Base = automap_base()
Base.prepare(autoload_with=engine)

# Tables are now available as classes
Customer = Base.classes.customers
Invoice = Base.classes.invoices
InvoiceLine = Base.classes.invoice_lines
Item = Base.classes.items

# Check what tables were reflected
print("Reflected tables:", list(Base.classes.keys()))

Session Queries

Use sessions for clean, scoped data access:

with Session(engine) as session:
    # Top 10 customers by balance
    customers = (
        session.query(Customer)
        .filter(Customer.is_active == True)
        .order_by(Customer.balance.desc())
        .limit(10)
        .all()
    )

    for c in customers:
        print(f"{c.full_name}: ${c.balance:,.2f}")
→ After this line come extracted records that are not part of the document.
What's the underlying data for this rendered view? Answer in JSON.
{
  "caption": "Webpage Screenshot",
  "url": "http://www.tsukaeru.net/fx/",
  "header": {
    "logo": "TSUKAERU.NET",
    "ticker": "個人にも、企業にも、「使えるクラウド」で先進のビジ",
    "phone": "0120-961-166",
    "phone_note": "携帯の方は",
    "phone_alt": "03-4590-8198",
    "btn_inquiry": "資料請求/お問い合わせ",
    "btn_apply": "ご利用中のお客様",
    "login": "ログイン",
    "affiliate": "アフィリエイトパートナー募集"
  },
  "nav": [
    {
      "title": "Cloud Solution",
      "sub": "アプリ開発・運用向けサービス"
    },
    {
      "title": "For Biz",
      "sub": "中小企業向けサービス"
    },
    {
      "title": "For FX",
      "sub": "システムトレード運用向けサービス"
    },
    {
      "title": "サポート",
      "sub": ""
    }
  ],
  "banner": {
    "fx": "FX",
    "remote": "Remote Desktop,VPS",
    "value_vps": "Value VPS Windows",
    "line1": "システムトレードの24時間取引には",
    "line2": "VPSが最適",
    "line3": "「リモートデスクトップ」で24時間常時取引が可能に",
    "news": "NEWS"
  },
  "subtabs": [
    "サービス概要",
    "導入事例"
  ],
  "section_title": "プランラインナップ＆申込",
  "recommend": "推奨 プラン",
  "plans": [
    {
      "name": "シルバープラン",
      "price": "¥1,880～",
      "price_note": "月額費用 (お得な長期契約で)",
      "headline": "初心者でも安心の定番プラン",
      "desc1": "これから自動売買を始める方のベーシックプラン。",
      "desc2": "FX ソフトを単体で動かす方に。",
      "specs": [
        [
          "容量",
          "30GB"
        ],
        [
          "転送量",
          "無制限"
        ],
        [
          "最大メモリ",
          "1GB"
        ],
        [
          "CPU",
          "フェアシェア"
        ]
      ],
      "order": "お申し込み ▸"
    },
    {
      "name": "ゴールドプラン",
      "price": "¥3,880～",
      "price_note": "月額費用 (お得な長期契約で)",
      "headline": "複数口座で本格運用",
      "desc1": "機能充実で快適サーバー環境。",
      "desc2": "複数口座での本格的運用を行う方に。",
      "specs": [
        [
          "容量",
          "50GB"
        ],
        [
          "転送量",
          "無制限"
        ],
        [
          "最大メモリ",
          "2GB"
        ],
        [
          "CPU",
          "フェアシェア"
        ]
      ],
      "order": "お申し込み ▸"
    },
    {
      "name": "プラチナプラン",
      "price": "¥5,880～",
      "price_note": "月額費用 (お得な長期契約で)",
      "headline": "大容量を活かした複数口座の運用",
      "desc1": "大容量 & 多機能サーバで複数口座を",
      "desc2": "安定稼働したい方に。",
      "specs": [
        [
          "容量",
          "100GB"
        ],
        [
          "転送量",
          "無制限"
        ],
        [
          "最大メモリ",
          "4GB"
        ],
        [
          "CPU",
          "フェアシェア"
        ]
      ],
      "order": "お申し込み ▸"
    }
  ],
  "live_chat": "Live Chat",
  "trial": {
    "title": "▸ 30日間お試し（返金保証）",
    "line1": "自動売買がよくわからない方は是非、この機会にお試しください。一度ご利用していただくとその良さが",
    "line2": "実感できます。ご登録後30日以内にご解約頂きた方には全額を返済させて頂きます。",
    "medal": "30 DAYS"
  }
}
    # Unpaid invoices with customer names
    results = (
        session.query(
            Invoice.ref_number,
            Invoice.txn_date,
            Customer.full_name,
            Invoice.balance_remaining,
        )
        .join(Customer, Invoice.customer_ref_list_id == Customer.list_id)
        .filter(Invoice.is_paid == False)
        .order_by(Invoice.txn_date.desc())
        .all()
    )

    print(f"\n{len(results)} unpaid invoices:")
    for inv in results:
        print(f"  #{inv.ref_number} - {inv.full_name}: ${inv.balance_remaining:,.2f}")

Manual Model Definition

If you prefer explicit models over reflection, define them with the declarative API:

from sqlalchemy.orm import DeclarativeBase, Mapped, mapped_column
from sqlalchemy import String, Numeric, Boolean
from decimal import Decimal

class Base(DeclarativeBase):
    pass

class Customer(Base):
    __tablename__ = "customers"

    list_id: Mapped[str] = mapped_column(String, primary_key=True)
    full_name: Mapped[str] = mapped_column(String)
    email: Mapped[str | None] = mapped_column(String)
    phone: Mapped[str | None] = mapped_column(String)
    balance: Mapped[Decimal] = mapped_column(Numeric)
    is_active: Mapped[bool] = mapped_column(Boolean)

Tips

  • automap_base is the fastest way to get started. It reflects all tables in one call.
  • On the Standard plan, Syntra ODBC is read-only. The Pro plan enables INSERT, UPDATE, DELETE, and void operations that write directly to QuickBooks.
  • Enable pool_pre_ping=True to gracefully handle reconnections if Syntra restarts.
  • For complex reports, use text() with raw SQL inside session.execute().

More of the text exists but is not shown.